Speaking at Global Travel Week’s Unity Through Tourism panel session, representatives for the Caribbean and Africa (pictured) highlighted the importance of making sure clients understood a destination’s heritage and culture to ensure both holidaymakers and destinations benefit from tourism.

Barbados Tourism Marketing senior business development officer Marc McCollin said travellers needed to see and talk to real communities in the destination.

He said: “Covid has taught us we need to get our people in Barbados more involved [in tourism]. There is so much more we can do to link communities and tourists together.

“We have been conditioned that tourism is about beaches and hotels. It’s about changing the narrative; it’s more than just a hotel, it‘s a destination.

“We need to talk about our best kept secrets more. It’s all about story telling, authenticity and engaging to become more inclusive.”

Tobago Tourism Agency UK representative Nadine Rankin said the destination was trying to find ways tourism could include more locals and “make everyone see the benefit”.

An example could be tourist weddings being held in communities rather than being “the preserve of the hotels”, she said.

Kgomotso Ramothea, hub head UK and Ireland of South African Tourism, added: “It’s important for everyone in the value chain to realise the benefit of tourism.”

Carol Hay, chief executive, McKenzie Gayle, said ensuring better relationships between ‘tourism and the communities’ would lead to greater tolerance and a positive economic impact on destinations.

She said: “We have to be unified in tourism so communities can see the benefits. The public and private sector need to cooperate. The decision-makers and those who deliver [tourism] must be in sync.

“We want to create experiences that respect heritage and culture and allow travellers to differentiate experiences. We want to know that destinations are not just putting on a smile to please us but that they want to be part of tourism and want to share their heritage.”

Tourist boards also suggested working more closely to promote travel to each other’s destinations.
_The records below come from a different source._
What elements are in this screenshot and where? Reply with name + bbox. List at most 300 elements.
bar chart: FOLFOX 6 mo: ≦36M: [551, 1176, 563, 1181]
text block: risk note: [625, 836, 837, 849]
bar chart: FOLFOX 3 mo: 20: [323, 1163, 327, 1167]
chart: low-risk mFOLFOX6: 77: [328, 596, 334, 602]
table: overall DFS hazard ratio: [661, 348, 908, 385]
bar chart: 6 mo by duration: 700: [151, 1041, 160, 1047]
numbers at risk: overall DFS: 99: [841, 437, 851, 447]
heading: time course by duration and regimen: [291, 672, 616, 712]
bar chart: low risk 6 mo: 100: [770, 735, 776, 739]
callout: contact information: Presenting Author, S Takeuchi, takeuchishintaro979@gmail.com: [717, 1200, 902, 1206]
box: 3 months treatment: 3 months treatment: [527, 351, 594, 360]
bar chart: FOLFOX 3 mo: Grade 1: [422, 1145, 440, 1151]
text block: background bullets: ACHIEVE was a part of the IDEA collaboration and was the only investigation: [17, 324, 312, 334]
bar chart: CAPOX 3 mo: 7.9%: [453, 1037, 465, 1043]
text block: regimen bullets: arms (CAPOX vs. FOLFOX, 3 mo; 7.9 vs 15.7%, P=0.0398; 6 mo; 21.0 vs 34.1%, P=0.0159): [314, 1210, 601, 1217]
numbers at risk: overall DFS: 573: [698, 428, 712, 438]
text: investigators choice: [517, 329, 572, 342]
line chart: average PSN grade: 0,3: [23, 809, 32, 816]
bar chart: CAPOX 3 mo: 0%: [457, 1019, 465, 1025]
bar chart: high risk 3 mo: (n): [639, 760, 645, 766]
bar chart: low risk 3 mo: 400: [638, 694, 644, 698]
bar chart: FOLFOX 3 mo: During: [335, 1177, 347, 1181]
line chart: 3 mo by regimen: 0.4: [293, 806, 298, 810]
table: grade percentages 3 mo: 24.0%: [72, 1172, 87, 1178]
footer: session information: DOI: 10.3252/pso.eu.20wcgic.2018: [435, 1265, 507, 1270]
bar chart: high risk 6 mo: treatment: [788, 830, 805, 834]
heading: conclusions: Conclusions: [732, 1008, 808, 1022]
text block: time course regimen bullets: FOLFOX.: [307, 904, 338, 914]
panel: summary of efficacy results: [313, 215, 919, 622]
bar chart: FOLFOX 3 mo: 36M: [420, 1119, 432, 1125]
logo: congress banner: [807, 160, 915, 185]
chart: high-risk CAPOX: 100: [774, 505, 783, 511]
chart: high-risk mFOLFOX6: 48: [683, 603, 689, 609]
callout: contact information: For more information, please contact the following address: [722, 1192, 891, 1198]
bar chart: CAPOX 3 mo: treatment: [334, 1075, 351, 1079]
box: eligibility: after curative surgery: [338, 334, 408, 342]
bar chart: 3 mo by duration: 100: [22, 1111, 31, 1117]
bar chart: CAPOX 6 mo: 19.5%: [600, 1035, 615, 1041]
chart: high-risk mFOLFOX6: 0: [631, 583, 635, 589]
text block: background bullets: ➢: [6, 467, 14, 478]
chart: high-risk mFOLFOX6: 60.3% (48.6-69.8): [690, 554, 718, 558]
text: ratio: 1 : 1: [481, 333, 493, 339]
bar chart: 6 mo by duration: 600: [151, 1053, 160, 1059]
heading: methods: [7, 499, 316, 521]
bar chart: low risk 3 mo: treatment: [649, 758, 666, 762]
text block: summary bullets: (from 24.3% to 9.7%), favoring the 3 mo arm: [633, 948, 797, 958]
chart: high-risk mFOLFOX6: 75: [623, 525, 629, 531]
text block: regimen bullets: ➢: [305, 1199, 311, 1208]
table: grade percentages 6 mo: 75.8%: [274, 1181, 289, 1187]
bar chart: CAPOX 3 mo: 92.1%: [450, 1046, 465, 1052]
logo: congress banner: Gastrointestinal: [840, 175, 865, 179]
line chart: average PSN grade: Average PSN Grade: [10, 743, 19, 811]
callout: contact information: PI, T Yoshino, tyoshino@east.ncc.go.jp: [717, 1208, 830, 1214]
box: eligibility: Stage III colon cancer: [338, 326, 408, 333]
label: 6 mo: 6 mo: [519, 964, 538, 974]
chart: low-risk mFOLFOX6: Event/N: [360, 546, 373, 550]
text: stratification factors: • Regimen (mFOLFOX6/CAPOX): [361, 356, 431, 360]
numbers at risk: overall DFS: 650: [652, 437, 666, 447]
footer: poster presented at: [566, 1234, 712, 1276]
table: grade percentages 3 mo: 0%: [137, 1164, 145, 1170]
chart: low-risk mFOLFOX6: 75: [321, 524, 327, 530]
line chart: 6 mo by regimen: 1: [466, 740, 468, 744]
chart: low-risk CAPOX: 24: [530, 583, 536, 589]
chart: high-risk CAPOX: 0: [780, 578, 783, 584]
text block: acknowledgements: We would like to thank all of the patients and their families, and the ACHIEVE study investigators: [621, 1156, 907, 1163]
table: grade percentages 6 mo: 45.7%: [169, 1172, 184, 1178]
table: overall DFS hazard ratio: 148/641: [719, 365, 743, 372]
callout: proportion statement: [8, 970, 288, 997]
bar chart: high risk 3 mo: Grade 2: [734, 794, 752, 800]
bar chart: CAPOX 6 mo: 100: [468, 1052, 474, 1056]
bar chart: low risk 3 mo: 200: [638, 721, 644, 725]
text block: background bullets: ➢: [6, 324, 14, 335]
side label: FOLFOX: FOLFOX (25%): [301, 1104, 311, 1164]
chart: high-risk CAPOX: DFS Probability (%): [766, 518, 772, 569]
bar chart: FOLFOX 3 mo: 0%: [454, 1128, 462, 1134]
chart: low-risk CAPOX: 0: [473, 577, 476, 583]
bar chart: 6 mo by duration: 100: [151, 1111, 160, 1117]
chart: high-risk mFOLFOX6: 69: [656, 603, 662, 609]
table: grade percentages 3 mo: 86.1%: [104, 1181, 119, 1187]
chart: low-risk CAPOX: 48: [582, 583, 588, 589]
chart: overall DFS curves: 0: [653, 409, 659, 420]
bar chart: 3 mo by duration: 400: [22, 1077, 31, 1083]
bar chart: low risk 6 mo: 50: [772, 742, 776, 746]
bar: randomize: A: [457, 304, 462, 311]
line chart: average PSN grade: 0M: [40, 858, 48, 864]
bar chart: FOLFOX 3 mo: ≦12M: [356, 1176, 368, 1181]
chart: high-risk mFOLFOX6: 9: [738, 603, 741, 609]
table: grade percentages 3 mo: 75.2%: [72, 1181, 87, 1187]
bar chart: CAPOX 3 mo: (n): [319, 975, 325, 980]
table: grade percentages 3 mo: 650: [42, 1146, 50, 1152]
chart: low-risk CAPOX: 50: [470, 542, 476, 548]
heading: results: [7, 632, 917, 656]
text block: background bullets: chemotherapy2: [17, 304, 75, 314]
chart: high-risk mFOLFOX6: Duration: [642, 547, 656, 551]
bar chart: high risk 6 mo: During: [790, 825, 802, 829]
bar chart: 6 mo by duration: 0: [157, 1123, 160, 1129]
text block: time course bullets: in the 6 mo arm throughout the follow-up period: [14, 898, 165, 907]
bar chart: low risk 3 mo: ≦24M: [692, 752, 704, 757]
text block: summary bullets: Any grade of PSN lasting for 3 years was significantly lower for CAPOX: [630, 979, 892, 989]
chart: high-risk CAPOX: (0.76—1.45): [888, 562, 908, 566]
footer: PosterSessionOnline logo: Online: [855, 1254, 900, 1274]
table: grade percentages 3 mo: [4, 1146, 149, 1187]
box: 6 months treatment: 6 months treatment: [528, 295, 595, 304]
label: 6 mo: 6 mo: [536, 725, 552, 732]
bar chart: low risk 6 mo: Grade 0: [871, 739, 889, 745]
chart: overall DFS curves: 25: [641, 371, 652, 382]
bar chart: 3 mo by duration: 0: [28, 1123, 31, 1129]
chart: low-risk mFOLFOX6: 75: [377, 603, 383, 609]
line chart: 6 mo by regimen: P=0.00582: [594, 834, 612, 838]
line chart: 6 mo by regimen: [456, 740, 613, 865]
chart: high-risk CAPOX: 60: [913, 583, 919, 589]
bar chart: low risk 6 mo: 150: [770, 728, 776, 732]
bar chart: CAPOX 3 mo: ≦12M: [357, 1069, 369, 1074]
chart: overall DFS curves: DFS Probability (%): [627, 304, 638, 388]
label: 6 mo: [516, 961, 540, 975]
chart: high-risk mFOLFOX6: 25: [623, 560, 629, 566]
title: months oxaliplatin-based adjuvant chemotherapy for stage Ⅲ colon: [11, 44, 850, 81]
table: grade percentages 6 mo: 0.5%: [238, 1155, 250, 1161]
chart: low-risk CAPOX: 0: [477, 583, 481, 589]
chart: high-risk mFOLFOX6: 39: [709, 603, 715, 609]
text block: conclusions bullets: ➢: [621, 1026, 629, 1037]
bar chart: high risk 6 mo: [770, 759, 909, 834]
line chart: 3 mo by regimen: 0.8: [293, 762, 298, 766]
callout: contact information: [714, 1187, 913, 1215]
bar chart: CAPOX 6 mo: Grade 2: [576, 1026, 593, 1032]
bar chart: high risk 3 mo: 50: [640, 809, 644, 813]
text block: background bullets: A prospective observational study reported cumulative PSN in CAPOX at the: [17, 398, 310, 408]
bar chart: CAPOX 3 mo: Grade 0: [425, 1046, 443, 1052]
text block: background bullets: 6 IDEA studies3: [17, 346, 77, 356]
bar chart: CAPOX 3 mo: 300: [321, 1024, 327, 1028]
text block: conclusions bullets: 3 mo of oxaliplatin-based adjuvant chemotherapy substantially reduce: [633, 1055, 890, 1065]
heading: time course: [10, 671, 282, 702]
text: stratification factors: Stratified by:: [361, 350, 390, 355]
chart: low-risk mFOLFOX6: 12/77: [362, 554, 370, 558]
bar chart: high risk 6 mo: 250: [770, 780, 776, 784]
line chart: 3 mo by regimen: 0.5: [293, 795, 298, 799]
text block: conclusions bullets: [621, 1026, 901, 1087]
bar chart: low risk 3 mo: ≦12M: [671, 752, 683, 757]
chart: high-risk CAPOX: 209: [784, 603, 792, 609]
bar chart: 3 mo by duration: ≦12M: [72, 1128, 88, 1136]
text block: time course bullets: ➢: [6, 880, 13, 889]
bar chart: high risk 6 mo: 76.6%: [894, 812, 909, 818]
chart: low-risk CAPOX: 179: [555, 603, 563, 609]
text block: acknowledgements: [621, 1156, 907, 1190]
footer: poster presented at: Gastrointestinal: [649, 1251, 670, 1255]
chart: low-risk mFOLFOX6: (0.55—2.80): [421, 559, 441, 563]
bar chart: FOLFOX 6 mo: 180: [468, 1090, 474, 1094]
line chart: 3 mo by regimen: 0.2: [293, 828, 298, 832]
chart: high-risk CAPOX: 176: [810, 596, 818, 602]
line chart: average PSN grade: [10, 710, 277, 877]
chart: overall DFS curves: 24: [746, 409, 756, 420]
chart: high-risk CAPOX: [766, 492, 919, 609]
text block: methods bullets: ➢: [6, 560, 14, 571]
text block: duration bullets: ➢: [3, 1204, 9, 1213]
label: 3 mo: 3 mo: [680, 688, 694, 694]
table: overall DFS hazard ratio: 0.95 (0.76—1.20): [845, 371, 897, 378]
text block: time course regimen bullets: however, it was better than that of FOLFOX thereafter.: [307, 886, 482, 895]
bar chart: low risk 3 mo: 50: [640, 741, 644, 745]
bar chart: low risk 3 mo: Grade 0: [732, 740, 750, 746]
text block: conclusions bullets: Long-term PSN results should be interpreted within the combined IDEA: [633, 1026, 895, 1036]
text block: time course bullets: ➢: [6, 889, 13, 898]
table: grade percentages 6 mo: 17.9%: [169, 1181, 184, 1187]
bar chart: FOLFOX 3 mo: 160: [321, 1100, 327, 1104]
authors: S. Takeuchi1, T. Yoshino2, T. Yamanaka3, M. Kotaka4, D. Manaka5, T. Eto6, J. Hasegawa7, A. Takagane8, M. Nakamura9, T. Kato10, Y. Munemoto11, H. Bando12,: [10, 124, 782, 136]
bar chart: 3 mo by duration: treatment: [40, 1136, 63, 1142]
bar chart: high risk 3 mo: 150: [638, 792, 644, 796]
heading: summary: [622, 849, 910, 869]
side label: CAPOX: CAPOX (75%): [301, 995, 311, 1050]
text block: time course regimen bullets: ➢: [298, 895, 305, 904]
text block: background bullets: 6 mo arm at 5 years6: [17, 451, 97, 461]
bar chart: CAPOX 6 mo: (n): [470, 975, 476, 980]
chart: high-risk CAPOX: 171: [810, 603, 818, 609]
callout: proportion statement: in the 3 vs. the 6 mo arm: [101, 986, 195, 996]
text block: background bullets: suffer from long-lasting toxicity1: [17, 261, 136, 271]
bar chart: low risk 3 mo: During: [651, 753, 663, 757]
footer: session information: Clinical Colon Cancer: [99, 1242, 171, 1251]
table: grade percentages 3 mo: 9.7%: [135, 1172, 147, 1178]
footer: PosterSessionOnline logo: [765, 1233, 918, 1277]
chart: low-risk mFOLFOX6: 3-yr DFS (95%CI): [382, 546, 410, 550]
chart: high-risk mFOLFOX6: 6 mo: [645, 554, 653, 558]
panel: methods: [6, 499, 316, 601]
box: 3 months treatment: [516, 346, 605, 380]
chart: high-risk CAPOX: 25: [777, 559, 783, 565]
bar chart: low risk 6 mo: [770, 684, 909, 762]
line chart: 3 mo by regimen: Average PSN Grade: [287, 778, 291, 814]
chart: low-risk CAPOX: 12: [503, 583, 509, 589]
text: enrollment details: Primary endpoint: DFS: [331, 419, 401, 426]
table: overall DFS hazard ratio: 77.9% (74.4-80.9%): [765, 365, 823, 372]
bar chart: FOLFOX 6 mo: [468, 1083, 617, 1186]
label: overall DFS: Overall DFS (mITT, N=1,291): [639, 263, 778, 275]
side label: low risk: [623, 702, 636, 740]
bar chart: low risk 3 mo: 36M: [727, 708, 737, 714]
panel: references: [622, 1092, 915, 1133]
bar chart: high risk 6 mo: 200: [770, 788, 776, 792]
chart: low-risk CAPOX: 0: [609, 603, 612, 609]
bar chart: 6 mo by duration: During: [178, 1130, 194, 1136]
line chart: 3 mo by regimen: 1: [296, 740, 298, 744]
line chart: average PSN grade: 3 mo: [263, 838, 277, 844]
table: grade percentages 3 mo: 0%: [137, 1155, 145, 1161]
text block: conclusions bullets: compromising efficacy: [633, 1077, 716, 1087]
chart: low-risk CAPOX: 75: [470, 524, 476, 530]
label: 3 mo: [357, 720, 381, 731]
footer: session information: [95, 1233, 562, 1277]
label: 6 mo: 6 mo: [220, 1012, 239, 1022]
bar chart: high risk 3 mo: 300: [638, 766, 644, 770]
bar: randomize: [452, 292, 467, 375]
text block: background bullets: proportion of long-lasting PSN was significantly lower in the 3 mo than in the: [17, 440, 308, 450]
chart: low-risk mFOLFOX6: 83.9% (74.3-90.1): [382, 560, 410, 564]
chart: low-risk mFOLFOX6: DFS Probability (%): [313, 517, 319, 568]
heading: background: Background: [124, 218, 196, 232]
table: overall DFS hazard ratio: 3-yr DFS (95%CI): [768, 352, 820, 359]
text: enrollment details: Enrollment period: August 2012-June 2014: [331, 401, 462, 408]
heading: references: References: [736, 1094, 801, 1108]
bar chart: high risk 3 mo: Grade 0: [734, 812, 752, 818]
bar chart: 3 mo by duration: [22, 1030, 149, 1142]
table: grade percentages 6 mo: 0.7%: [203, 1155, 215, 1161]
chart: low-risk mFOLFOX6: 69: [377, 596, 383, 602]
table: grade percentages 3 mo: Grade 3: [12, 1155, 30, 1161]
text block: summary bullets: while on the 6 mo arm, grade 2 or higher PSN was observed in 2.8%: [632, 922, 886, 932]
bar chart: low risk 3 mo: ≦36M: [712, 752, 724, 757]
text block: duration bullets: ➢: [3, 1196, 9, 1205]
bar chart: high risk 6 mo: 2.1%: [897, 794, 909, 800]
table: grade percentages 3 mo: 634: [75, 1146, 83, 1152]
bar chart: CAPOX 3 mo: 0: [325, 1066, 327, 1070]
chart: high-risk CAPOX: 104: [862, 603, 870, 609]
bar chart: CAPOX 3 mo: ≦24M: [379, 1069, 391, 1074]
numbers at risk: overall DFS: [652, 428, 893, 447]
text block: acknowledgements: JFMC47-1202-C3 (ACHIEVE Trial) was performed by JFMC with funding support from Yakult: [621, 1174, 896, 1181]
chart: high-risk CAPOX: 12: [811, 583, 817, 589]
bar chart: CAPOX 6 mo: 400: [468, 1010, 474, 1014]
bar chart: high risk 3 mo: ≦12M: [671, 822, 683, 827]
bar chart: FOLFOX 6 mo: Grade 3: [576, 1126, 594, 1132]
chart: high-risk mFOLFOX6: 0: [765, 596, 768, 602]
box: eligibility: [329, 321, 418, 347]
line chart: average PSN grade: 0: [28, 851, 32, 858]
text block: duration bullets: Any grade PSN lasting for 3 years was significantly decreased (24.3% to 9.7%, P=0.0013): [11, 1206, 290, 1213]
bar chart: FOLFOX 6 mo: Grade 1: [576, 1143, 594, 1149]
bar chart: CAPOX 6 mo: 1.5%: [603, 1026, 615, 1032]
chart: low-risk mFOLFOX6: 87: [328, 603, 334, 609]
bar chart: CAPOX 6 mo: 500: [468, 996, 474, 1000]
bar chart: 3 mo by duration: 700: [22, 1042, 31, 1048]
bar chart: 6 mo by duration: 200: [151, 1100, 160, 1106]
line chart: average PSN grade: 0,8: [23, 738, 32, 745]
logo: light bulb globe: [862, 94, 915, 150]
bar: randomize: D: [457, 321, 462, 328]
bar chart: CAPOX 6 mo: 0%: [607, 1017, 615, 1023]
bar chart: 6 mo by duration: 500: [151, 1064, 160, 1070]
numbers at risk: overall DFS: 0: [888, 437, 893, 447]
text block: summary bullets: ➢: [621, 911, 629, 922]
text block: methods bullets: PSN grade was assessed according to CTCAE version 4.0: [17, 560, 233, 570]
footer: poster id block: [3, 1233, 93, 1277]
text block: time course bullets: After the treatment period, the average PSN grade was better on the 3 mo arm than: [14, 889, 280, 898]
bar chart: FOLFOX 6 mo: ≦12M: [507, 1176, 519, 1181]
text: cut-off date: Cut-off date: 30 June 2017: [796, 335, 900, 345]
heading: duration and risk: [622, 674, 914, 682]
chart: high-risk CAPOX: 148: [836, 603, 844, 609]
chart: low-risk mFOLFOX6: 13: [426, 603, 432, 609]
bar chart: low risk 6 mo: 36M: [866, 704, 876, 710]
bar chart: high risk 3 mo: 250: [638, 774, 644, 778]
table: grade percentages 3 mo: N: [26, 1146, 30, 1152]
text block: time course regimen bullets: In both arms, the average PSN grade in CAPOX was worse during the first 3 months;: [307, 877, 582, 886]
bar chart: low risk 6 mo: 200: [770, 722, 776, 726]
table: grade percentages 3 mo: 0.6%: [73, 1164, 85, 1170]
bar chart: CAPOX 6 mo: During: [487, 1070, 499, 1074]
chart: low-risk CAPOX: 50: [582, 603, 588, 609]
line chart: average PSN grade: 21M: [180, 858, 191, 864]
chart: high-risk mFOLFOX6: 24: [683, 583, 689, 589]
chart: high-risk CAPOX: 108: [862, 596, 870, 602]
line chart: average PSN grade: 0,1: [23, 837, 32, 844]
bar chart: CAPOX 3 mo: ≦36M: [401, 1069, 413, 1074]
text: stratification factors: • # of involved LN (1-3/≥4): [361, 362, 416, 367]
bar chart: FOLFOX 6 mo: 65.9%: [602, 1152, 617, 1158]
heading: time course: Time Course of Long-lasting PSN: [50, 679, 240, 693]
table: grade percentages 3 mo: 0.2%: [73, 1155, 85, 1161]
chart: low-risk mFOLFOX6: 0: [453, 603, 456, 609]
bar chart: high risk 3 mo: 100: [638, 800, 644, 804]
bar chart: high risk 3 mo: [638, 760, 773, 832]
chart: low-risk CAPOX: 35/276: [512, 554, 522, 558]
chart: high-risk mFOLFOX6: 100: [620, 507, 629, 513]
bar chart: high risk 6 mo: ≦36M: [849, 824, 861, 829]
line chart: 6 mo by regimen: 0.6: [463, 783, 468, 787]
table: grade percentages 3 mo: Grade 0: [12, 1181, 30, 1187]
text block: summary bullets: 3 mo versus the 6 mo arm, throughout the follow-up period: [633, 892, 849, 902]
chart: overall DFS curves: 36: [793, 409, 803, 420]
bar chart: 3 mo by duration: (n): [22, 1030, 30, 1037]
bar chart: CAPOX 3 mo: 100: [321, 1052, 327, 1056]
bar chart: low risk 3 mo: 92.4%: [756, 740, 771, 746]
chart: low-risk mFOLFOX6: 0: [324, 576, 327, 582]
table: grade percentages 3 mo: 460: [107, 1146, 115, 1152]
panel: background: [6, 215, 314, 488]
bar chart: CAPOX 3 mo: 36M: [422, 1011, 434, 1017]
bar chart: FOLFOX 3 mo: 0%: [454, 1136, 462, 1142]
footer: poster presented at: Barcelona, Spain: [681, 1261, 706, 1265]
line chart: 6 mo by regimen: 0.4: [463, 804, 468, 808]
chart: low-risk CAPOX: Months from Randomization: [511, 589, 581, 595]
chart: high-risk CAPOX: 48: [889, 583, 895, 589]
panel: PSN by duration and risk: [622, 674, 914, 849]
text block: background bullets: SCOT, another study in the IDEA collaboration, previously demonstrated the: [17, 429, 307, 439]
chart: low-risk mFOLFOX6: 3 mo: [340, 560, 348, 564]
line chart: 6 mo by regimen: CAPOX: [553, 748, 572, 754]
Andy Price, trade sales manager, Uganda Tourist Board, said: “Why can’t we work with our competitors and work across not just Africa but also the Caribbean?”

Rankin agreed: “There are opportunities for us to help each other . But we have a huge job to do in the Caribbean and globally to make people understand if you have enjoyed the African experience then you have a great time in the Caribbean too; a similar but enriching experience.”